Feminism and the collapsing middle class

Elizabeth Warren is an outspoken Democratic Senator from Massachusetts formerly occupied teaching and researching commercial law and bankruptcy. In a 2007 lecture entitled The Coming Collapse of the Middle Class, Warren provided a detailed look at the newly dysfunctional reality of life for those who comprise the meat in America’s class sandwich. Today’s social, political and economic landscape reflects the trends she presciently identified which continue to bear their bitter fruit, that of a downward financial and aspirational spiral for families, for America, and in all likelihood for much of Western civilization.

Warren herself avoided any serious discussion of root causes, largely limiting her discussion to economic and class issues, but the interrelated impacts of feminism, no-fault (read male-fault) divorce and the steady move by women into the work force are obvious throughout her narrative.

The image of heavily indebted consumers racking up their credit cards with unpayable debt while splurging foolishly on iPads, Nikes and Cadillacs is a popular one, but inaccurate, according to Warren. Her research, using inflation-adjusted figures, compared costs for a traditional family (mom, dad, two kids) in 1971 to that same family in 2003.

Surprisingly, food, appliances, baby food, clothing, cigarettes, furniture and per-car expenses dropped, some by significant amounts, when considered as a proportion of household income. Electronics, dog food and liquor went up, but not significantly. The real increase in costs for families occurred in the five largest areas of consumer spending, items which are mandatory fixed costs for any family. These are housing (the McMansion effect was not a factor), health, child care, taxes (due to high marginal rates on the second income) and cars (costs per car decreased, but the number of cars per family increased out of necessity).

These fixed costs rose from 50% of household income in 1971 to 75% in 2003. The modern family also had much greater (almost double) income volatility due to greatly increased odds of job loss, catastrophically expensive health issues, and divorce.

With respect to bankruptcy and the subsequent slide into the lower class, a single male with no children was least likely to go belly up, followed closely by childless single females and married couples – all hover around the 7 per 1000 rate. When children were involved, married couples faced double that rate, while single moms bankrupted at a rate of 23 per 1000 (there weren’t enough single dads in her data to form a statistically valid sample). Fifty percent of bankrupts have endured two of the big three predictors (job loss, health issue, divorce), and 20% have experienced all three.
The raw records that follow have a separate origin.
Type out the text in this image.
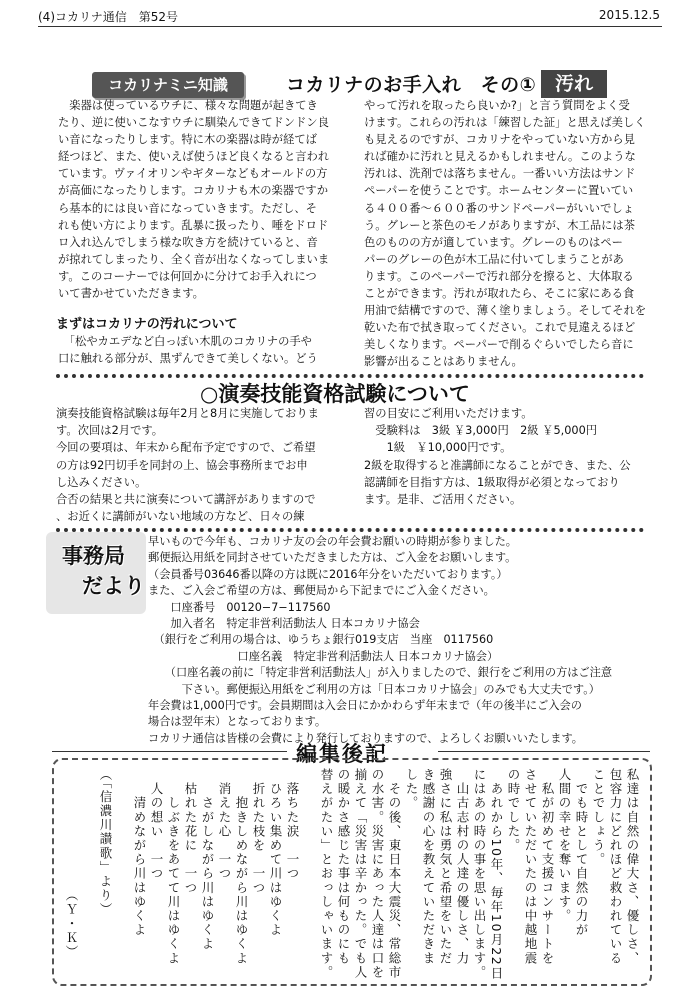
(4)コカリナ通信　第52号	2015.12.5
コカリナミニ知識	コカリナのお手入れ　その① 汚れ

　楽器は使っているウチに、様々な問題が起きてき

たり、逆に使いこなすウチに馴染んできてドンドン良

い音になったりします。特に木の楽器は時が経てば

経つほど、また、使いえば使うほど良くなると言われ

ています。ヴァイオリンやギターなどもオールドの方

が高価になったりします。コカリナも木の楽器ですか

ら基本的には良い音になっていきます。ただし、そ

れも使い方によります。乱暴に扱ったり、唾をドロド

ロ入れ込んでしまう様な吹き方を続けていると、音

が掠れてしまったり、全く音が出なくなってしまいま

す。このコーナーでは何回かに分けてお手入れにつ

いて書かせていただきます。

まずはコカリナの汚れについて

　「松やカエデなど白っぽい木肌のコカリナの手や

口に触れる部分が、黒ずんできて美しくない。どう

やって汚れを取ったら良いか?」と言う質問をよく受

けます。これらの汚れは「練習した証」と思えば美しく

も見えるのですが、コカリナをやっていない方から見

れば確かに汚れと見えるかもしれません。このような

汚れは、洗剤では落ちません。一番いい方法はサンド

ペーパーを使うことです。ホームセンターに置いてい

る４００番～６００番のサンドペーパーがいいでしょ

う。グレーと茶色のモノがありますが、木工品には茶

色のものの方が適しています。グレーのものはペー

パーのグレーの色が木工品に付いてしまうことがあ

ります。このペーパーで汚れ部分を擦ると、大体取る

ことができます。汚れが取れたら、そこに家にある食

用油で結構ですので、薄く塗りましょう。そしてそれを

乾いた布で拭き取ってください。これで見違えるほど

美しくなります。ペーパーで削るぐらいでしたら音に

影響が出ることはありません。

○演奏技能資格試験について

演奏技能資格試験は毎年2月と8月に実施しておりま

す。次回は2月です。

今回の要項は、年末から配布予定ですので、ご希望

の方は92円切手を同封の上、協会事務所までお申

し込みください。

合否の結果と共に演奏について講評がありますので

、お近くに講師がいない地域の方など、日々の練

習の目安にご利用いただけます。

　受験料は　3級 ￥3,000円　2級 ￥5,000円

　　1級　￥10,000円です。

2級を取得すると准講師になることができ、また、公

認講師を目指す方は、1級取得が必須となっており

ます。是非、ご活用ください。

事務局
だより

早いもので今年も、コカリナ友の会の年会費お願いの時期が参りました。

郵便振込用紙を同封させていただきました方は、ご入金をお願いします。

（会員番号03646番以降の方は既に2016年分をいただいております。）

また、ご入会ご希望の方は、郵便局から下記までにご入金ください。

　　口座番号　00120−7−117560

　　加入者名　特定非営利活動法人 日本コカリナ協会

　（銀行をご利用の場合は、ゆうちょ銀行019支店　当座　0117560

　　　　　　　　口座名義　特定非営利活動法人 日本コカリナ協会）

　　（口座名義の前に「特定非営利活動法人」が入りましたので、銀行をご利用の方はご注意

　　　下さい。郵便振込用紙をご利用の方は「日本コカリナ協会」のみでも大丈夫です。）

年会費は1,000円です。会員期間は入会日にかかわらず年末まで（年の後半にご入会の

場合は翌年末）となっております。

コカリナ通信は皆様の会費により発行しておりますので、よろしくお願いいたします。

編集後記
私達は自然の偉大さ、優しさ、
包容力にどれほど救われている
ことでしょう。
　でも時として自然の力が
人間の幸せを奪います。
　私が初めて支援コンサートを
させていただいたのは中越地震
の時でした。
　あれから10年、毎年10月22日
にはあの時の事を思い出します。
　山古志村の人達の優しさ、力
強さに私は勇気と希望をいただ
き感謝の心を教えていただきま
した。
　その後、東日本大震災、常総市
の水害。災害にあった人達は口を
揃えて「災害は辛かった。でも人
の暖かさ感じた事は何ものにも
替えがたい」とおっしゃいます。
　落ちた涙　一つ
　ひろい集めて川はゆくよ
　折れた枝を　一つ
　　抱きしめながら川はゆくよ
　消えた心　一つ
　　さがしながら川はゆくよ
　枯れた花に　一つ
　　しぶきをあてて川はゆくよ
　人の想い　一つ
　　清めながら川はゆくよ
（「信濃川讃歌」より）
　　　　　　　　　（Ｙ・Ｋ）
Warren also provides significant data which shows that the costs for parents of launching their own descendants into the middle class have increased significantly through erosion of the safety net and through the transfer of costs. For example, 12 years of taxpayer-funded schooling formerly was sufficient, while at present a college degree and pre-school are mandatory, meaning 1/3 of the necessary educational cost (for those aspiring to the middle class) is a new financial responsibility for parents. Ditto the health care system, which, in addition to shifting costs away from taxpayers onto immediate family, has also become a generator of reduced income.
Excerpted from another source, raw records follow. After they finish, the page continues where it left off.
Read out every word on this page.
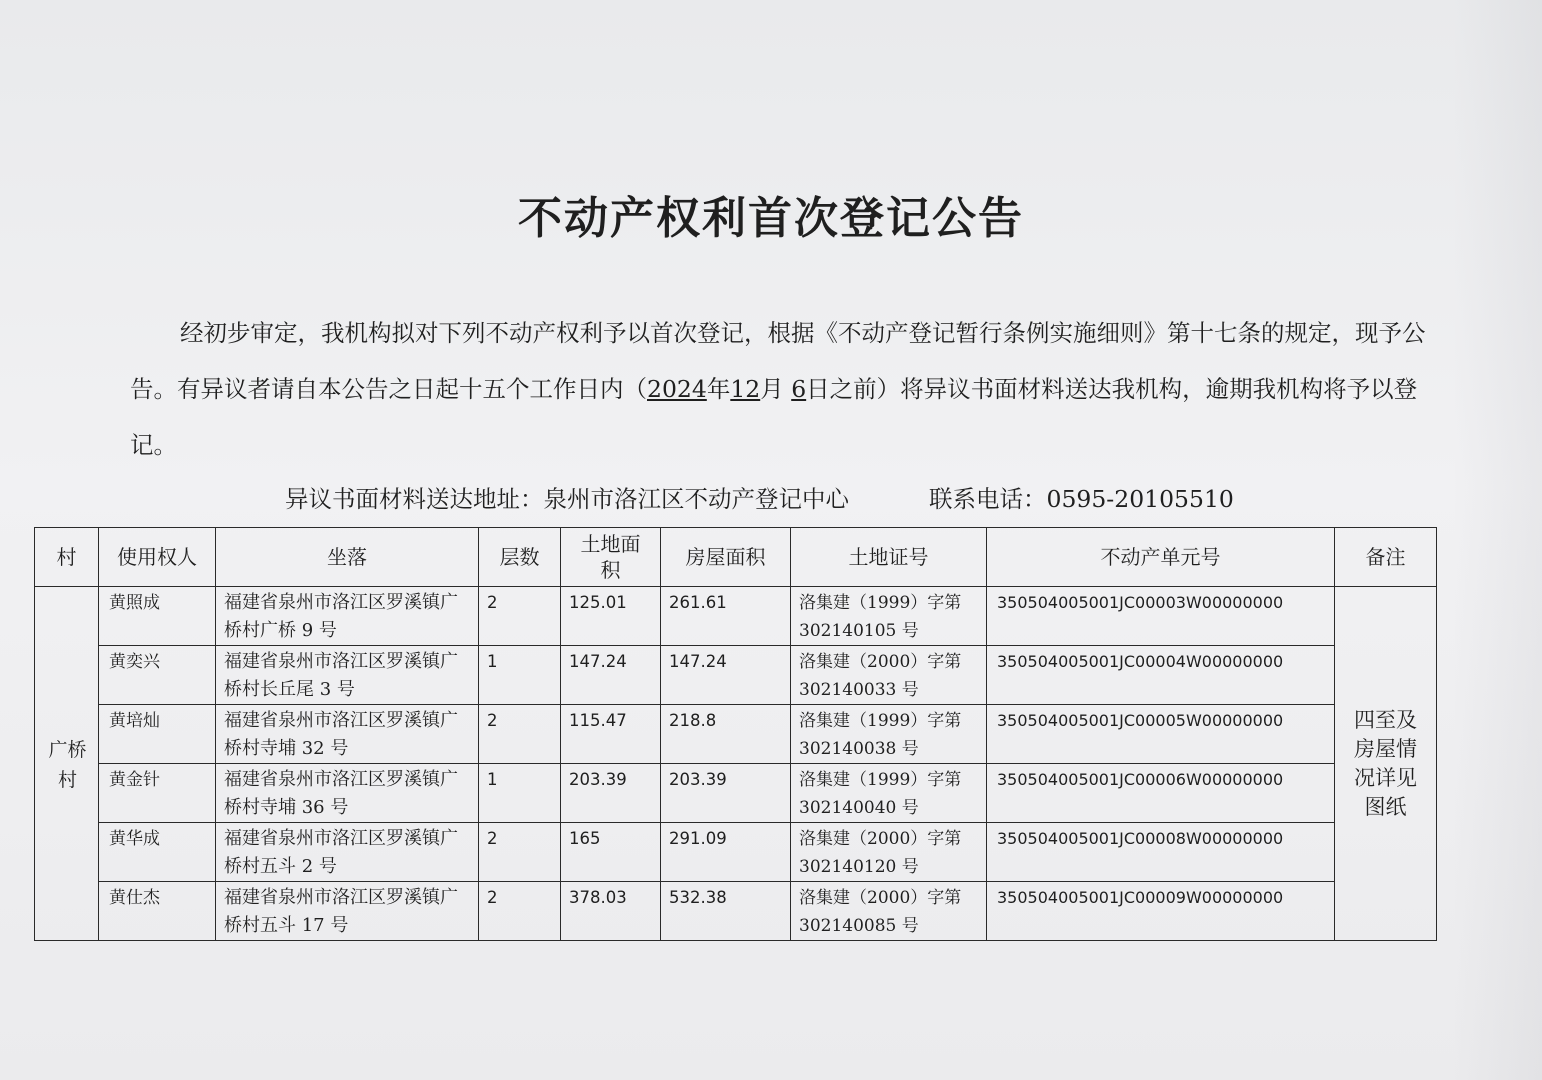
不动产权利首次登记公告

经初步审定，我机构拟对下列不动产权利予以首次登记，根据《不动产登记暂行条例实施细则》第十七条的规定，现予公告。有异议者请自本公告之日起十五个工作日内（2024年12月 6日之前）将异议书面材料送达我机构，逾期我机构将予以登记。

异议书面材料送达地址：泉州市洛江区不动产登记中心	联系电话：0595-20105510
村	使用权人	坐落	层数	土地面积	房屋面积	土地证号	不动产单元号	备注
广桥村	黄照成	福建省泉州市洛江区罗溪镇广桥村广桥 9 号	2	125.01	261.61	洛集建（1999）字第 302140105 号	350504005001JC00003W00000000	四至及房屋情况详见图纸
	黄奕兴	福建省泉州市洛江区罗溪镇广桥村长丘尾 3 号	1	147.24	147.24	洛集建（2000）字第 302140033 号	350504005001JC00004W00000000	
	黄培灿	福建省泉州市洛江区罗溪镇广桥村寺埔 32 号	2	115.47	218.8	洛集建（1999）字第 302140038 号	350504005001JC00005W00000000	
	黄金针	福建省泉州市洛江区罗溪镇广桥村寺埔 36 号	1	203.39	203.39	洛集建（1999）字第 302140040 号	350504005001JC00006W00000000	
	黄华成	福建省泉州市洛江区罗溪镇广桥村五斗 2 号	2	165	291.09	洛集建（2000）字第 302140120 号	350504005001JC00008W00000000	
	黄仕杰	福建省泉州市洛江区罗溪镇广桥村五斗 17 号	2	378.03	532.38	洛集建（2000）字第 302140085 号	350504005001JC00009W00000000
It’s important to note that the greatest impacts of the above shifts have been on the traditional married two-parent two-child family. Other forms of the family and individuals have experienced these shifts as well, but to a lesser extent.

In his lecture on The Collapse of Complex Societies, Dr. Joseph Tainter describes the process whereby societies solve problems through complex solutions  (because it works), until the point is reached where the cumulative expense of maintaining all extant solutions overwhelms the nation’s ability to pay for them. This mechanism includes the diminishing returns on research (i.e., the ability to devise and implement new solutions) which become prevalent as the low-hanging fruit is plucked, as well as the ever-increasing military costs and currency devaluations which accompany the need to maintain the empire and pay for more and more solutions.
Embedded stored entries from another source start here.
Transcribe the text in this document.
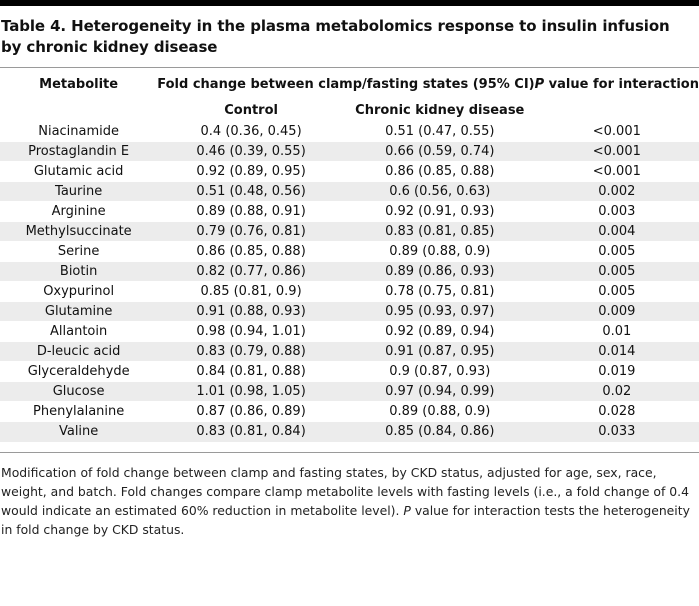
Table 4. Heterogeneity in the plasma metabolomics response to insulin infusion by chronic kidney disease
Metabolite	Fold change between clamp/fasting states (95% CI)		P value for interaction
	Control	Chronic kidney disease	
Niacinamide	0.4 (0.36, 0.45)	0.51 (0.47, 0.55)	<0.001
Prostaglandin E	0.46 (0.39, 0.55)	0.66 (0.59, 0.74)	<0.001
Glutamic acid	0.92 (0.89, 0.95)	0.86 (0.85, 0.88)	<0.001
Taurine	0.51 (0.48, 0.56)	0.6 (0.56, 0.63)	0.002
Arginine	0.89 (0.88, 0.91)	0.92 (0.91, 0.93)	0.003
Methylsuccinate	0.79 (0.76, 0.81)	0.83 (0.81, 0.85)	0.004
Serine	0.86 (0.85, 0.88)	0.89 (0.88, 0.9)	0.005
Biotin	0.82 (0.77, 0.86)	0.89 (0.86, 0.93)	0.005
Oxypurinol	0.85 (0.81, 0.9)	0.78 (0.75, 0.81)	0.005
Glutamine	0.91 (0.88, 0.93)	0.95 (0.93, 0.97)	0.009
Allantoin	0.98 (0.94, 1.01)	0.92 (0.89, 0.94)	0.01
D-leucic acid	0.83 (0.79, 0.88)	0.91 (0.87, 0.95)	0.014
Glyceraldehyde	0.84 (0.81, 0.88)	0.9 (0.87, 0.93)	0.019
Glucose	1.01 (0.98, 1.05)	0.97 (0.94, 0.99)	0.02
Phenylalanine	0.87 (0.86, 0.89)	0.89 (0.88, 0.9)	0.028
Valine	0.83 (0.81, 0.84)	0.85 (0.84, 0.86)	0.033
Modification of fold change between clamp and fasting states, by CKD status, adjusted for age, sex, race, weight, and batch. Fold changes compare clamp metabolite levels with fasting levels (i.e., a fold change of 0.4 would indicate an estimated 60% reduction in metabolite level). P value for interaction tests the heterogeneity in fold change by CKD status.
Sevareid’s Law, which states that “the chief source of problems is solutions” encapsulates Tainter’s work in a pithy nutshell. Senator Warren’s research provides an inadvertent glimpse into this virtuous spiral – ‘solving’ the problems of feminists through female ‘empowerment’ and the break-down of the family has helped create greater problems which necessitate more complex and less effective solutions which in turn will create further problems and an outcry for yet more solutions. Such a cycle involves ever-escalating complexity and cost, and reiterates up to the point of societal break-down. The explosion of government ‘services’ such as VAWA, ObamaCare and SNAP, not to mention America’s military budget, currently provide classic examples, and there will undoubtedly be more to come.

Perhaps the most important comment offered by Dr. Tainter is that efforts to solve problems, while ultimately leading to destruction, often are ethical and desirable. He points out that the Roman Empire would have collapsed much sooner had its rulers (most notably Diocletian) not taken steps to create complex solutions. (An interesting aside here: the only examples of sustainable, stable societies seem to be prehistoric, so, is a sustainable complex society possible?)

In that sense, it is clear a genuine concern for the well-being of women and a desire to solve their problems, real or not, provided an impetus for some of the solutions currently in place, and will almost certainly profoundly influence the next cycle of solutions. It’s worth wondering what those solutions will be, but even more so to contemplate what problems they might bring.